栄養科では管理栄養士を中心に、 患者様に安全でおいしい食事を提供することを目指して、各病棟と連携を取り、患者様の食事摂取状況を確認しながら食事作りをしています。高齢による咀嚼・嚥下機能の低下や、嚥下障害のある患者様にも、少しでも長く口から食べられるような食事形態を考え、支援していくことが私たちの役目だと思っています。
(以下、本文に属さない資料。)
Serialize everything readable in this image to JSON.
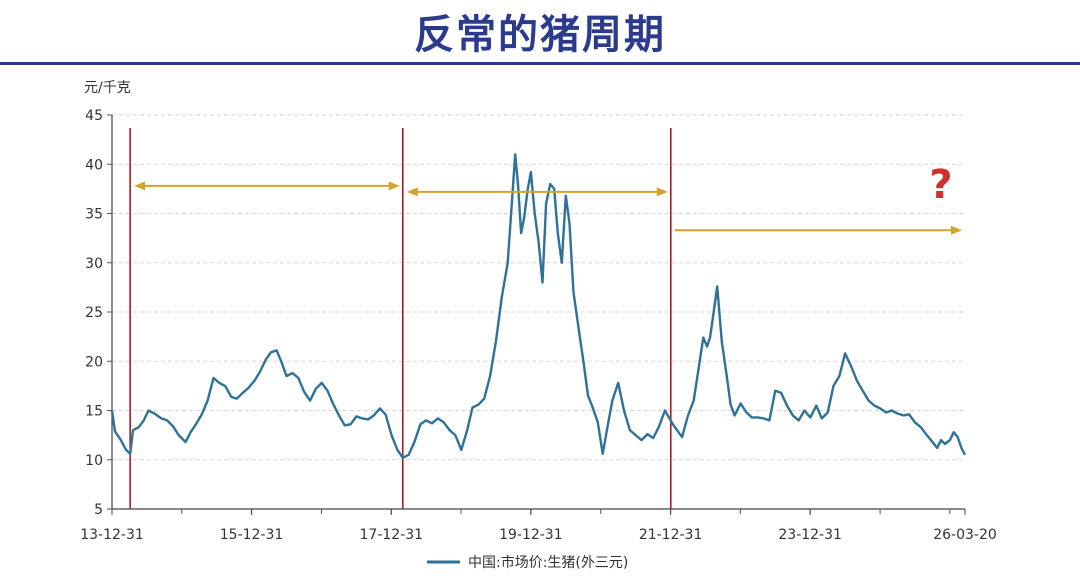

月に1回、患者様の誕生日をお祝いする行事食は、スタッフほぼ全員出勤で通常より盛り付けや色彩に手間をかけて提供しています。 誕生月の患者様には、誕生日のお祝いカードと和菓子やデザートを添えて、いつもと違う食器とトレーでお祝いさせて頂いています。
毎日の食事ですから、患者様に楽しく、喜んで食べて頂けることが私たちの仕事のやりがいにもつながります。今までも、嚥下食・ソフト食などの導入の為、言語聴覚士・管理栄養士・調理師で味・舌触り・のど越し・色彩・形態の均一性などの評価をしながら、試作を何度も繰り返して、食事サービスの向上に努めてきました。

最近は栄養ケアマネジメントの一環として、全病棟で食事摂取量(75%以下)が低下している患者様を抽出し、2週間個別喫食状況調査を実施しました。毎食、栄養士が残食量・残食内容を個人別調査表に記録し、食事摂取量低下の原因を調べ、必要に応じて個別対応をしていきました。調査結果でご家族からの情報をもとに、嗜好に合わせ、食事形態を変えることで患者様の喫食量が増え、ご家族から大変喜ばれたケースもありました。

当院は高齢の為、直接会話が出来ない患者様が多く、ご家族からの情報は非常に大切です。
現在、栄養管理の大切さが重要視されており、当院でもNCM委員会を立ち上げ、栄養ケアマネジメントを実施しています。管理栄養士は医師・看護師・リハビリスタッフ・薬剤師・ケアマネージャーなどの他職種から情報を得て、患者様の低栄養のリスクを判断し、栄養状態を評価し、個人に合った、栄養補給の方法やQOL(生活の質)の向上などを考えた栄養ケア計画を作成しています。

管理栄養士は常に、最新の栄養補助食品や経腸栄養剤の情報を得て、患者様の嗜好やニーズに合った栄養補給法を考え、個人対応しています。今後も「個々の栄養状態を考慮した上で、喜んで食べて頂けるように、真心のこもった食事を提供します。」という栄養科理念に基づき、患者様の栄養状態改善に貢献できるように、栄養科一同努力していきます。